Politics

Experts challenge ministers over £3k ‘levelling up premium’

Details are scarce on policy rehashed from retention scheme scrapped in 2020

Details are scarce on policy rehashed from retention scheme scrapped in 2020

The government “risks treading a well-trodden path to failure” with its plans for a £3,000 “levelling up premium” to send the best maths and science teachers to the “places that need them most”.

Teacher recruitment and retention researchers this week questioned the viability of the £60 million scheme announced in Boris Johnson’s Conservative Party conference speech.

Maths, chemistry, computing and physics teachers in the first five years of their careers will be eligible for the tax-free bonus if they stay in the schools that “need them the most”.

Education secretary Nadhim Zahawi added the scheme would “support the recruitment and retention of specialist teachers in shortage subjects”.

But no further details of which schools would benefit were announced.

Zahawi added: “We know that more than one in ten teachers from the most disadvantaged secondary schools leave to teach in other schools and we are determined to correct that.”

Scrapped policy has been repackaged

The policy is a repackaged version of a similar initiative scrapped last year.

A £10 million two-year pilot offering early career maths and physics teachers in deprived areas £2,000 a year extra to stay in the profession was launched in 2019. Maths teachers were also previously eligible for a £5,000 early career payment.

The Department for Education ditched the scheme while wielding cuts to teacher training bursaries.

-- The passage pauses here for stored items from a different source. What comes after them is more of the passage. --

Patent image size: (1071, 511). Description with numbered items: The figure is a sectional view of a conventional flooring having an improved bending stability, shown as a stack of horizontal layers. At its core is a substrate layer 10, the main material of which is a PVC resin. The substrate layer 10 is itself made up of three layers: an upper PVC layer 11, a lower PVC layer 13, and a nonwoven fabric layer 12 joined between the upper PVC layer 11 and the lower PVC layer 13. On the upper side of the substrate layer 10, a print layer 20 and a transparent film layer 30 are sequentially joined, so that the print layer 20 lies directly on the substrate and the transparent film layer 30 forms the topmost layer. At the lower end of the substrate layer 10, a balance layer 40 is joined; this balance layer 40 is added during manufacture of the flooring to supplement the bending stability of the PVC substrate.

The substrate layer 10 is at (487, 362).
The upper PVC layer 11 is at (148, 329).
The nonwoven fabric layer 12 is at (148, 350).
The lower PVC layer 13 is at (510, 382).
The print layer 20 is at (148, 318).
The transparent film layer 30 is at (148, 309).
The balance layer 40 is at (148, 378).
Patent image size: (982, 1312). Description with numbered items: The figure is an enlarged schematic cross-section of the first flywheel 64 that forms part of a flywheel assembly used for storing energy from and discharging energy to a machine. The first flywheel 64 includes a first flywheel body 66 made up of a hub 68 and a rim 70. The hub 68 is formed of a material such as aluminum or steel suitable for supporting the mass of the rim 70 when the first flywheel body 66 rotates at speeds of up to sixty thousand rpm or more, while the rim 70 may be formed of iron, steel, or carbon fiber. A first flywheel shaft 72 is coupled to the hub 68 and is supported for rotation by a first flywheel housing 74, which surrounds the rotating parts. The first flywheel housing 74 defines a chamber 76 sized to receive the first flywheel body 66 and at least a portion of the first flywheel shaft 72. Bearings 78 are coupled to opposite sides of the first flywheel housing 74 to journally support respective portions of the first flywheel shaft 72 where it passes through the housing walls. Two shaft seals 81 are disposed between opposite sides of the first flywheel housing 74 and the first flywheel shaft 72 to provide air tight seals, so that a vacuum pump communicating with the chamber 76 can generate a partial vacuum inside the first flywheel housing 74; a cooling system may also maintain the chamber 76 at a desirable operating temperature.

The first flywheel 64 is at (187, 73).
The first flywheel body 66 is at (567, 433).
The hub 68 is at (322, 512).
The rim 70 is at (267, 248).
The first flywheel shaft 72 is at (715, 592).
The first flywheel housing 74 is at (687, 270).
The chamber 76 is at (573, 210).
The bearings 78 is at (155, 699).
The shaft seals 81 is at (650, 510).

When challenged on this by the BBC, Zahawi said: “I’m a pragmatist. I don’t have a problem with saying I’ll bring something back and improve it. It’s a good thing to do.”

league tables levelling up premium
Loic Menzies

But Loic Menzies, a visiting fellow at Sheffield Institute of Education, said the plan “risks treading a well-trodden path to failure”, adding there were “a number of other levers” they could use.

He said, with the exception of London and other “grad-magnate cities, teacher labour markets are local.

“That need not be a problem given that there are high-potential teachers everywhere. The government could achieve many of its goals by finding these individuals, drawing them into teaching and keeping them – rather than ‘sending people there’.

“Doing so would also provide local jobs, counteract deficit discourses, and ensure that teachers have connections and credibility with the families and communities they serve.”

Retention experts want more details

In its announcement, the DfE pointed to a Gatsby Foundation report which found increasing pay for teachers in shortage subjects did reduce the number who quit the profession.

Its author, Dr Sam Sims from UCL, told Schools Week the success of any scheme would depend on eligibility, adding there was “not really any persuasive evidence” that paying teachers to move school worked.

“If this policy is designed in a way that pays more money to teachers in shortage subjects in order to keep them, then it’s probably a good idea.

“But if it’s more of, ok, we want to pluck you from Brixton and move you to Margate for £3,000 then I think it’s probably not a good idea.”

Sam Sims

Professor Steven Gorard, from the University of Durham, said financial incentives to get teachers into disadvantaged schools “are not new, and have been tried before”.

He said reviews of the “best available evidence” showed that temporary or one-off payments “might encourage some teachers to move to hard-to-staff schools, but that they will tend to remain there only for as long as they have to”.

He added: “£3,000 is not enough to change teachers’ lives and uproot their families.”

‘More human approach is needed’

The government has a poor record on schemes attempting to send the best teachers into struggling schools.

Former education secretary Nicky Morgan’s plans to pay 1,500 “elite” teachers extra to work in under-performing schools was scrapped after just 24 took up the offer.

Menzies added “blunt financial instruments will not be enough to counter the powerful ‘trailing spouse’ effect, as well as people’s deep sense of connection to people and place.

“A softer, more human approach is therefore needed and this depends on the DfE team becoming geographers and studying some maps. Although some of the areas the government is targeting might not be every highly-qualified graduate’s dream, nearby cities might be.”